When Buddy comes to rescue his brother (who sent Cass through the window as a messenger), Hubert agrees to bet him his sister’s dowry (land and slaves) against his brother’s freedom from marriage. In the traditional definition of a dowry, it’s the female child’s share of the family inheritance. So when her brother, custodian of the family wealth, gambles her dowry in cards, it’s not just Buck he’d be taking money from; he’d effectively be disinheriting his sister. The hunt is replaced by the game; they will speculate on family members white and black. Buddy, a renowned poker player, wins the game. Whether by skill or luck doesn’t matter much to the story; Hubert at least has the grace to know he’s been beaten and retire.

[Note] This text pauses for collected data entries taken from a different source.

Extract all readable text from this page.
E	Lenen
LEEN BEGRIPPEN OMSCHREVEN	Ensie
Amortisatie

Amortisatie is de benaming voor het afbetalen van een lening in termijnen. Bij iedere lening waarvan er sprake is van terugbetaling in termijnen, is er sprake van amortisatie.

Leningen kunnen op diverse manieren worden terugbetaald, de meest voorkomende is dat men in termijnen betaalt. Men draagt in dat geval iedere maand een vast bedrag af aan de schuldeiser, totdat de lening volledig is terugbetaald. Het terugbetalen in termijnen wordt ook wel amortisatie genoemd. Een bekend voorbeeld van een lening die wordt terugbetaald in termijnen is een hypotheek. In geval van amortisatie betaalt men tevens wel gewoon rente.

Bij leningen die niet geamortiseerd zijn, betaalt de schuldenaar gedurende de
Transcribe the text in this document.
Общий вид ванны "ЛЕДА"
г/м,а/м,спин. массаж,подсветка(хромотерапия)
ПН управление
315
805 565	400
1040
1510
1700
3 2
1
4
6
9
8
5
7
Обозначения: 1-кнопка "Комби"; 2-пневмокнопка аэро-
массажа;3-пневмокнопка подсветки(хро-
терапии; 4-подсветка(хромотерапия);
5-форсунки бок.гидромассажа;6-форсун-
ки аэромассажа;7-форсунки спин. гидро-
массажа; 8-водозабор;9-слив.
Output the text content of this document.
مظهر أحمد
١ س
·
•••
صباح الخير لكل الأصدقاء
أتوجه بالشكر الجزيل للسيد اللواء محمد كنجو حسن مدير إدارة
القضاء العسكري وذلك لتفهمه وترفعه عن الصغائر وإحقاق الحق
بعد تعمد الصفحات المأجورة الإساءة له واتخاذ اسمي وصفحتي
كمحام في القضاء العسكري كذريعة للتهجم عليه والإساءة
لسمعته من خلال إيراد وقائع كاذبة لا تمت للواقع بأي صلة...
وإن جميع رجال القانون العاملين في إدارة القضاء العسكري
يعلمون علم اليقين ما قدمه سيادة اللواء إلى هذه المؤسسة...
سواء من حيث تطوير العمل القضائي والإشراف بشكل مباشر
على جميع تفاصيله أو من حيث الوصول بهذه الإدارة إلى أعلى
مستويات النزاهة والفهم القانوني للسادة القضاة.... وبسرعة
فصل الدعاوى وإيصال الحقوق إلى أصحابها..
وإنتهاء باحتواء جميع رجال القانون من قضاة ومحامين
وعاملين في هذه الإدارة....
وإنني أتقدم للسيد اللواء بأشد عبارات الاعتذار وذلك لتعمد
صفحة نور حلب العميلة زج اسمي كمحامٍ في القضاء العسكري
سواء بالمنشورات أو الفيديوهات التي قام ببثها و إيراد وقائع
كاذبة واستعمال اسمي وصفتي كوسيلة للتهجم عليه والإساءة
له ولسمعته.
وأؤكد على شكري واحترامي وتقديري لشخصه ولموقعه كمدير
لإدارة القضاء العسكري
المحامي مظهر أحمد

Buck’s and Buddy’s brother, Tennie’s Turl, manages to secure a marriage to Tennie through his own cunning, since his brothers wouldn’t plan one for him. Buck gets to return to his single life of drinking and hunting without encumbrance, and Buddy gets to keep his companion.

True to comedic form, the story ends where it began, with dogs chasing the fox, who has again broken loose from its cage, around the house. The catastrophe has been averted; Buck gets to keep his prized freedom, and a marriage between the united lovers, Turl and Tennie, approaches. But although the chase between fox and dogs and two hapless uncles continues, it still hints at a certain restlessness which has entered domestic life. We assume Hubert still wants free of his sister, and as everyone pursue their agendas, the ritual hunt looks more and more like a sort of game, gambling sisters and brothers and inheritances like property, nothing quite stable since people are prizing individual freedom over family, hunting and gambling and fleeing to maintain their share. Faulkner will dial in on this domestic restlessness in the next chapter, which examines the appeal of riches, and the search for them, over against the mundane peace of the home and “The Fire and the Hearth”.

Stray observations and questions:

-Hubert uses dinner to delay Buck’s hunt, buying time for Turl to run and Sophonsiba to plot. Manners have become a tool to snare Buck, and the tension between ‘pure’ aesthetic ritual, and ritual tainted by acquisitiveness and ambition, will persist in later stories.

-Hubert’s plan works until he tries to get an extra $500 out of Buck, and then the way is opened for Buddy to keep playing him (against his better instincts), and he ends up losing.

-Does Turl cheat for Buck? Why? Hubert notes his McCaslin blood before deciding to stop playing.

-Cass at the end notes that it was “a fine race while it lasted, but the tree was too quick.” What’s changed since the fox/dogs scene at the story’s beginning? I couldn’t make head or tail of that comment.